Le maître d’œuvre ne peut pas être condamné à réparer lui-même les malfaçons

Le maître d’œuvre ne peut pas être condamné à réparer lui-même les malfaçonsCE 25 janvier 2016, Polynésie Française, req.n°384414
Dans cette affaire, le Conseil d’Etat rappelle qu’un maître d’œuvre ne peut pas être condamné à réparer lui-même les malfaçons constatées dans le cadre de la garantie décennale.

Il en résulte que dans le cadre d’un contentieux, si le juge est saisi de conclusions tendant à enjoindre la maîtrise d’œuvre à réparer les malfaçons constatées et que sa responsabilité est retenue, en totalité ou en partie, il lui appartient, même en l’absence de conclusions expresses tendant à cette fin, de condamner le maître d’œuvre à une réparation en argent dans la limite du coût des travaux.

Solution intéressante en ce qu’elle impose non pas une réparation en nature par une réparation pécuniaire ce qui implique que le juge puisse disposer d’un rapport d’expertise qui estime le coût des réparations. A défaut,  l’arrêt semble impliquer que le juge soit tenu de prescrire une expertise judiciaire pour déterminer le montant des réparation à moins que les pièces du dossier lui permettent de déterminer ce montant.

Conseil d’État
N° 384414
7ème / 2ème SSR
M. Grégory Rzepski, rapporteur
M. Gilles Pellissier, rapporteur public
SCP WAQUET, FARGE, HAZAN ; BLONDEL ; SCP PIWNICA, MOLINIE, avocat(s)

Lecture du lundi 25 janvier 2016
REPUBLIQUE FRANCAISE
AU NOM DU PEUPLE FRANCAIS

Vu la procédure suivante :

Par une décision du 6 mai 2015, le Conseil d’Etat, statuant au contentieux, a prononcé l’admission des conclusions du pourvoi de la Polynésie française dirigées contre l’arrêt n° 12PA02534 de la cour administrative d’appel de Paris du 10 juin 2014 en tant seulement que cet arrêt a statué sur l’évaluation du montant du préjudice qu’elle a subi du fait des désordres affectant l’émissaire de rejet en mer des eaux usées de la zone touristique de Haapiti, à Moorea.
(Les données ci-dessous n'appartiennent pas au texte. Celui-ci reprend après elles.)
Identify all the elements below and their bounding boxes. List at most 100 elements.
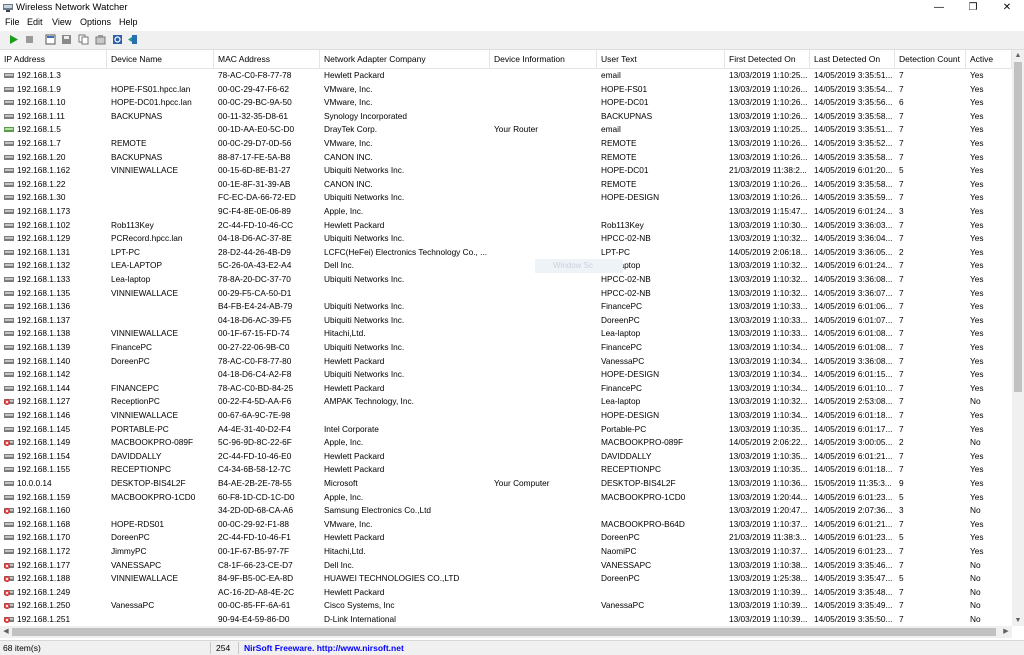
cell-device-name: VINNIEWALLACE bbox=[111, 573, 179, 584]
table-row[interactable]: 192.168.1.136 B4-FB-E4-24-AB-79 Ubiquiti N… bbox=[0, 300, 1012, 314]
table-row[interactable]: 192.168.1.173 9C-F4-8E-0E-06-89 Apple, Inc… bbox=[0, 205, 1012, 219]
cell-ip: 192.168.1.3 bbox=[17, 70, 61, 80]
table-row[interactable]: 192.168.1.7 REMOTE 00-0C-29-D7-0D-56 VMware… bbox=[0, 137, 1012, 151]
cell-detection-count: 5 bbox=[899, 532, 904, 543]
table-row[interactable]: 192.168.1.131 LPT-PC 28-D2-44-26-4B-D9 LCFC… bbox=[0, 246, 1012, 260]
nirsoft-link[interactable]: NirSoft Freeware. http://www.nirsoft.net bbox=[244, 642, 404, 654]
cell-active: Yes bbox=[970, 83, 984, 94]
cell-device-info bbox=[494, 273, 597, 287]
html-report-icon[interactable] bbox=[45, 34, 56, 45]
table-row[interactable]: 192.168.1.138 VINNIEWALLACE 00-1F-67-15-FD… bbox=[0, 327, 1012, 341]
table-row[interactable]: 192.168.1.168 HOPE-RDS01 00-0C-29-92-F1-88… bbox=[0, 518, 1012, 532]
properties-icon[interactable] bbox=[95, 34, 106, 45]
table-row[interactable]: 192.168.1.142 04-18-D6-C4-A2-F8 Ubiquiti N… bbox=[0, 368, 1012, 382]
table-row[interactable]: 192.168.1.132 LEA-LAPTOP 5C-26-0A-43-E2-A4… bbox=[0, 259, 1012, 273]
inactive-device-icon bbox=[4, 617, 14, 623]
table-row[interactable]: 192.168.1.20 BACKUPNAS 88-87-17-FE-5A-B8 CA… bbox=[0, 151, 1012, 165]
cell-device-info bbox=[494, 545, 597, 559]
col-user-text[interactable]: User Text bbox=[597, 50, 725, 68]
cell-mac: 88-87-17-FE-5A-B8 bbox=[218, 151, 291, 162]
exit-icon[interactable] bbox=[127, 34, 138, 45]
cell-ip: 192.168.1.170 bbox=[17, 532, 71, 543]
col-active[interactable]: Active bbox=[966, 50, 1012, 68]
col-last-detected[interactable]: Last Detected On bbox=[810, 50, 895, 68]
menu-view[interactable]: View bbox=[52, 17, 71, 27]
menu-help[interactable]: Help bbox=[119, 17, 138, 27]
col-device-information[interactable]: Device Information bbox=[490, 50, 597, 68]
table-row[interactable]: 192.168.1.135 VINNIEWALLACE 00-29-F5-CA-50… bbox=[0, 287, 1012, 301]
table-row[interactable]: 192.168.1.149 MACBOOKPRO-089F 5C-96-9D-8C-… bbox=[0, 436, 1012, 450]
table-row[interactable]: 192.168.1.145 PORTABLE-PC A4-4E-31-40-D2-F… bbox=[0, 423, 1012, 437]
cell-first-detected: 13/03/2019 1:10:37... bbox=[729, 546, 808, 556]
save-icon[interactable] bbox=[61, 34, 72, 45]
col-mac-address[interactable]: MAC Address bbox=[214, 50, 320, 68]
scroll-down-icon[interactable]: ▼ bbox=[1012, 615, 1024, 626]
table-row[interactable]: 192.168.1.129 PCRecord.hpcc.lan 04-18-D6-A… bbox=[0, 232, 1012, 246]
col-first-detected[interactable]: First Detected On bbox=[725, 50, 810, 68]
table-row[interactable]: 192.168.1.127 ReceptionPC 00-22-F4-5D-AA-F… bbox=[0, 395, 1012, 409]
col-adapter-company[interactable]: Network Adapter Company bbox=[320, 50, 490, 68]
table-row[interactable]: 192.168.1.139 FinancePC 00-27-22-06-9B-C0 U… bbox=[0, 341, 1012, 355]
table-row[interactable]: 10.0.0.14 DESKTOP-BIS4L2F B4-AE-2B-2E-78-5… bbox=[0, 477, 1012, 491]
cell-ip: 192.168.1.160 bbox=[17, 505, 71, 516]
table-row[interactable]: 192.168.1.170 DoreenPC 2C-44-FD-10-46-F1 He… bbox=[0, 531, 1012, 545]
table-row[interactable]: 192.168.1.9 HOPE-FS01.hpcc.lan 00-0C-29-47… bbox=[0, 83, 1012, 97]
horizontal-scrollbar[interactable]: ◀ ▶ bbox=[0, 626, 1012, 638]
cell-ip: 192.168.1.9 bbox=[17, 83, 61, 94]
refresh-icon[interactable] bbox=[112, 34, 123, 45]
stop-icon[interactable] bbox=[24, 34, 35, 45]
col-ip-address[interactable]: IP Address bbox=[0, 50, 107, 68]
cell-first-detected: 13/03/2019 1:10:32... bbox=[729, 260, 808, 271]
horizontal-scroll-thumb[interactable] bbox=[12, 628, 996, 636]
table-row[interactable]: 192.168.1.10 HOPE-DC01.hpcc.lan 00-0C-29-B… bbox=[0, 96, 1012, 110]
cell-company: Apple, Inc. bbox=[324, 206, 364, 216]
table-row[interactable]: 192.168.1.140 DoreenPC 78-AC-C0-F8-77-80 He… bbox=[0, 355, 1012, 369]
scroll-left-icon[interactable]: ◀ bbox=[0, 626, 12, 637]
table-row[interactable]: 192.168.1.133 Lea-laptop 78-8A-20-DC-37-70… bbox=[0, 273, 1012, 287]
col-device-name[interactable]: Device Name bbox=[107, 50, 214, 68]
cell-first-detected: 13/03/2019 1:10:35... bbox=[729, 423, 808, 434]
close-button[interactable]: ✕ bbox=[990, 0, 1024, 16]
cell-detection-count: 7 bbox=[899, 151, 904, 162]
minimize-button[interactable]: — bbox=[922, 0, 956, 16]
menu-edit[interactable]: Edit bbox=[27, 17, 43, 27]
table-row[interactable]: 192.168.1.137 04-18-D6-AC-39-F5 Ubiquiti N… bbox=[0, 314, 1012, 328]
table-row[interactable]: 192.168.1.160 34-2D-0D-68-CA-A6 Samsung El… bbox=[0, 504, 1012, 518]
table-row[interactable]: 192.168.1.5 00-1D-AA-E0-5C-D0 DrayTek Corp… bbox=[0, 123, 1012, 137]
cell-user-text: email bbox=[601, 124, 621, 135]
cell-active: Yes bbox=[970, 546, 984, 556]
copy-icon[interactable] bbox=[78, 34, 89, 45]
table-row[interactable]: 192.168.1.251 90-94-E4-59-86-D0 D-Link Int… bbox=[0, 613, 1012, 624]
table-row[interactable]: 192.168.1.155 RECEPTIONPC C4-34-6B-58-12-7… bbox=[0, 463, 1012, 477]
table-row[interactable]: 192.168.1.102 Rob113Key 2C-44-FD-10-46-CC H… bbox=[0, 219, 1012, 233]
table-row[interactable]: 192.168.1.154 DAVIDDALLY 2C-44-FD-10-46-E0… bbox=[0, 450, 1012, 464]
vertical-scrollbar[interactable]: ▲ ▼ bbox=[1012, 50, 1024, 626]
table-row[interactable]: 192.168.1.3 78-AC-C0-F8-77-78 Hewlett Pack… bbox=[0, 69, 1012, 83]
table-row[interactable]: 192.168.1.146 VINNIEWALLACE 00-67-6A-9C-7E… bbox=[0, 409, 1012, 423]
table-row[interactable]: 192.168.1.177 VANESSAPC C8-1F-66-23-CE-D7 D… bbox=[0, 559, 1012, 573]
cell-active: Yes bbox=[970, 110, 984, 121]
table-row[interactable]: 192.168.1.188 VINNIEWALLACE 84-9F-B5-0C-EA… bbox=[0, 572, 1012, 586]
cell-company: HUAWEI TECHNOLOGIES CO.,LTD bbox=[324, 573, 460, 584]
vertical-scroll-thumb[interactable] bbox=[1014, 62, 1022, 392]
cell-first-detected: 13/03/2019 1:10:26... bbox=[729, 97, 808, 108]
scroll-up-icon[interactable]: ▲ bbox=[1012, 50, 1024, 61]
table-row[interactable]: 192.168.1.172 JimmyPC 00-1F-67-B5-97-7F Hit… bbox=[0, 545, 1012, 559]
cell-company: VMware, Inc. bbox=[324, 518, 373, 529]
table-row[interactable]: 192.168.1.11 BACKUPNAS 00-11-32-35-D8-61 Sy… bbox=[0, 110, 1012, 124]
cell-ip: 192.168.1.136 bbox=[17, 301, 71, 312]
scroll-right-icon[interactable]: ▶ bbox=[1000, 626, 1012, 637]
table-row[interactable]: 192.168.1.162 VINNIEWALLACE 00-15-6D-8E-B1… bbox=[0, 164, 1012, 178]
table-row[interactable]: 192.168.1.22 00-1E-8F-31-39-AB CANON INC. R… bbox=[0, 178, 1012, 192]
table-row[interactable]: 192.168.1.249 AC-16-2D-A8-4E-2C Hewlett Pa… bbox=[0, 586, 1012, 600]
table-row[interactable]: 192.168.1.159 MACBOOKPRO-1CD0 60-F8-1D-CD-… bbox=[0, 491, 1012, 505]
col-detection-count[interactable]: Detection Count bbox=[895, 50, 966, 68]
table-row[interactable]: 192.168.1.30 FC-EC-DA-66-72-ED Ubiquiti Ne… bbox=[0, 191, 1012, 205]
table-row[interactable]: 192.168.1.144 FINANCEPC 78-AC-C0-BD-84-25 H… bbox=[0, 382, 1012, 396]
maximize-button[interactable]: ❐ bbox=[956, 0, 990, 16]
menu-file[interactable]: File bbox=[5, 17, 20, 27]
menu-options[interactable]: Options bbox=[80, 17, 111, 27]
table-row[interactable]: 192.168.1.250 VanessaPC 00-0C-85-FF-6A-61 C… bbox=[0, 599, 1012, 613]
play-icon[interactable] bbox=[8, 34, 19, 45]
cell-device-name: HOPE-DC01.hpcc.lan bbox=[111, 97, 192, 108]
A l’appui de ces conclusions, la Polynésie française soutient que la cour administrative d’appel de Paris a commis une erreur de droit en rejetant comme irrecevable sa demande de condamnation de la société Speed et de la société Boyer à lui payer la somme de 300 000 000 F CFP ;

Par un mémoire en défense, enregistré le 22 juillet 2015, la société Speed conclut au rejet du pourvoi et, par la voie de pourvois incident et provoqué, demande au Conseil d’Etat :

  1. d’annuler l’arrêt du 10 juin 2014 de la cour administrative d’appel de Paris en tant qu’il la condamne à payer à la Polynésie française la somme de 5 539 126 francs CFP ;
  2. réglant l’affaire au fond, de rejeter l’appel de la Polynésie française ;
  3. de mettre à la charge de la Polynésie française et de la société Boyer la somme de 4 000 euros au titre de l’article L. 761-1 du code de justice administrative.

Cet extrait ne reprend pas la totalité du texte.